Kit leaned against the pillar between two silk-shrouded windows, arms folded over his breast, and unsuccessfully fought a smile. Will was correct: he didn’t know this poem, and its simple style masked Will’s eternal cleverness very well. Half Kit’s mind was elsewhere, hastily revising the words of a whimsically chosen song to remove references to the Divine. But with his remaining attention, he watched Will put on a player’s confidence and take the stage like a master, broad gestures and subtle expressions as he declaimed.

… Truth may seem, but cannot be;

Beauty brag, but tis not she;

Truth and beauty buried be.

To this urn let those repair

That are either true or fair;

For these dead birds sigh a prayer.

Applause, and Will soaked it in for a moment before doffing his borrowed hat and taking a long, savoring bow. Kit watched, his stomach still twisting. No Ned, nor will he ever be, but the man has grown. Even if he is losing his hair. Congratulations, my love: an ovation in Faerie, such as most poets only dream.

Will’s smile, when he stood, cast his face in the architecture of delight. He turned to Kit, summoning him on an airy gesture. Sweet Christ harrowing Hell, how am I supposed to sleep in a bed with that man all night after reading that play?

Kit mounted the steps, acknowledged to a ripple of applause, and leaned down and whispered in Cairbre’s ear, enjoying the expression on the Bard’s face when he said, “That Tudor song I taught you, Sir”

“Bold, Cairbre said,” and laced his fingers over the strings of his harp.

“This is not mine,” Kit said, turning to the Fae, “but is said to have been written by a King himself not known for his faith to his ladies.” He drew breath, and found Murchaud in the crowd as Cairbre and Morgan gave him the first plaintive notes.

Alas, my love, you do me wrong,

To cast me off discourteously.

For I have loved you well and long,

Delighting in your company.

Your vows you’ve broken, like my heart,

Oh, why did you so enrapture me?

Now I remain in a world apart

But my heart remains in captivity.

The Prince’s eyes widened in shock at the boldness of the gesture. And after that kiss, he shouldn’t be surprised.

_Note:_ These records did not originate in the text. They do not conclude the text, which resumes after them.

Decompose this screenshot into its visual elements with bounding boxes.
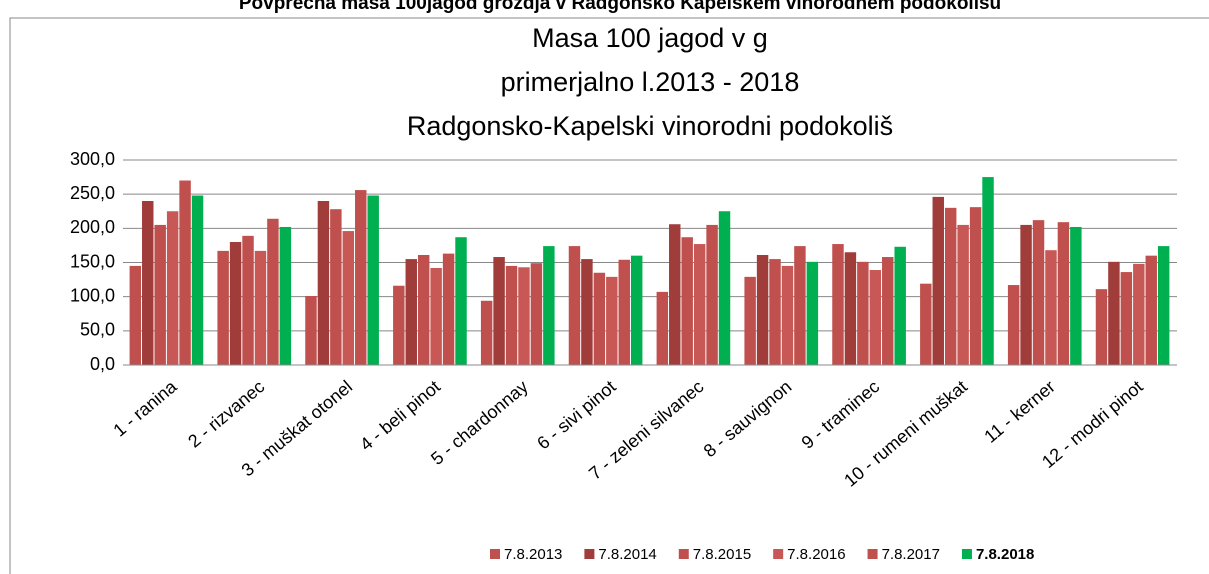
bar (844, 252, 857, 365)
bar (242, 235, 254, 365)
bar (957, 224, 969, 365)
bar (442, 253, 455, 365)
bar (305, 295, 317, 365)
bar (405, 259, 417, 365)
bar (932, 196, 944, 365)
bar (518, 267, 530, 365)
bar (669, 224, 681, 365)
bar (279, 226, 292, 365)
legend-label: 7.8.2013 (504, 546, 562, 563)
bar (869, 270, 882, 365)
bar (543, 246, 555, 365)
chart-title: primerjalno l.2013 - 2018 (501, 67, 800, 97)
page-heading: Povprečna masa 100jagod grozdja v Radgon… (239, 0, 1001, 14)
y-tick-label: 150,0 (70, 251, 115, 271)
bar (254, 250, 267, 365)
chart-title: Masa 100 jagod v g (532, 23, 768, 53)
bar (1108, 261, 1120, 365)
bar (1133, 263, 1145, 365)
bar (656, 291, 669, 365)
bar (179, 180, 191, 365)
bar (568, 246, 581, 365)
bar (1020, 224, 1032, 365)
y-tick-label: 0,0 (90, 354, 115, 374)
bar (618, 259, 630, 365)
bar (493, 257, 505, 365)
bar (480, 300, 493, 365)
bar (393, 285, 405, 365)
bar (769, 259, 781, 365)
bar (756, 254, 769, 365)
legend-label: 7.8.2015 (693, 546, 751, 563)
bar (505, 265, 518, 365)
bar (920, 283, 932, 365)
bar (832, 244, 844, 365)
bar (455, 237, 467, 365)
bar (1120, 272, 1133, 365)
bar (857, 261, 869, 365)
bar (593, 272, 606, 365)
chart-title: Radgonsko-Kapelski vinorodni podokoliš (407, 111, 893, 141)
bar (1032, 220, 1045, 365)
bar (806, 261, 819, 365)
bar (1095, 289, 1108, 365)
bar (217, 250, 229, 365)
bar (1145, 255, 1157, 365)
bar (1057, 222, 1070, 365)
bar (355, 190, 367, 365)
legend-swatch (867, 549, 878, 559)
bar (129, 265, 142, 365)
y-tick-label: 200,0 (70, 217, 115, 237)
bar (417, 254, 430, 365)
legend-swatch (490, 549, 500, 559)
bar (794, 246, 806, 365)
bar (142, 201, 154, 365)
bar (630, 255, 643, 365)
bar (330, 209, 342, 365)
y-tick-label: 50,0 (80, 320, 115, 340)
legend-swatch (773, 549, 784, 559)
bar (882, 257, 894, 365)
bar (718, 211, 731, 365)
bar (982, 177, 994, 365)
bar (1045, 250, 1057, 365)
legend-swatch (584, 549, 595, 559)
bar (267, 218, 279, 365)
bar (317, 201, 330, 365)
bar (681, 237, 693, 365)
bar (1070, 226, 1082, 365)
bar (1007, 285, 1020, 365)
legend-label: 7.8.2016 (787, 546, 845, 563)
legend-label: 7.8.2017 (882, 546, 940, 563)
bar (944, 207, 957, 365)
bar (781, 265, 794, 365)
bar (229, 242, 242, 365)
bar (581, 259, 593, 365)
y-tick-label: 300,0 (70, 149, 115, 169)
bar (606, 276, 618, 365)
bar (969, 207, 982, 365)
bar (706, 224, 718, 365)
bar (693, 244, 706, 365)
bar (1157, 246, 1170, 365)
legend-swatch (678, 549, 689, 559)
bar (744, 276, 756, 365)
bar (154, 224, 166, 365)
y-tick-label: 100,0 (70, 285, 115, 305)
bar (530, 263, 543, 365)
legend-label: 7.8.2014 (598, 546, 656, 563)
legend-label: 7.8.2018 (976, 546, 1034, 563)
bar (166, 211, 179, 365)
legend-swatch (961, 549, 972, 559)
bar (342, 231, 355, 365)
bar (430, 267, 442, 365)
bar (367, 195, 379, 365)
y-tick-label: 250,0 (70, 183, 115, 203)
bar (894, 246, 906, 365)
bar (191, 195, 204, 365)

Kit looked away, to find the rest of his audience, aware that his voice hadn’t the richness of Cairbre’s deep baritone, but finding its notes with confidence. Kit sang a line for Amaranth, and one for Geoffrey, and discovered other eyes in the crowd as well. A sly glance at Morgan, giving her a phrase or two as she ran her fingers over the keys, and she smiled back as if enjoying his bravura. Goodfellow’s glance, there, and a tight little smile as the Puck tugged at his own short motley cape. Kit smiled back, and gave him a verse, for the only friendship Kit had known in Faerie. And then he turned his head and gave Will a verse, one of the changed ones, his throat tight enough that he prayed not to squeak like a mouse. To Murchaud, the last verse, and to the Mebd’s cruel, amused, approving smile and her whisper in her husband’s ear, “See, love? Your pet has teeth,” and then he closed his eyes and back to the beginning again, for the final hanging, dying line.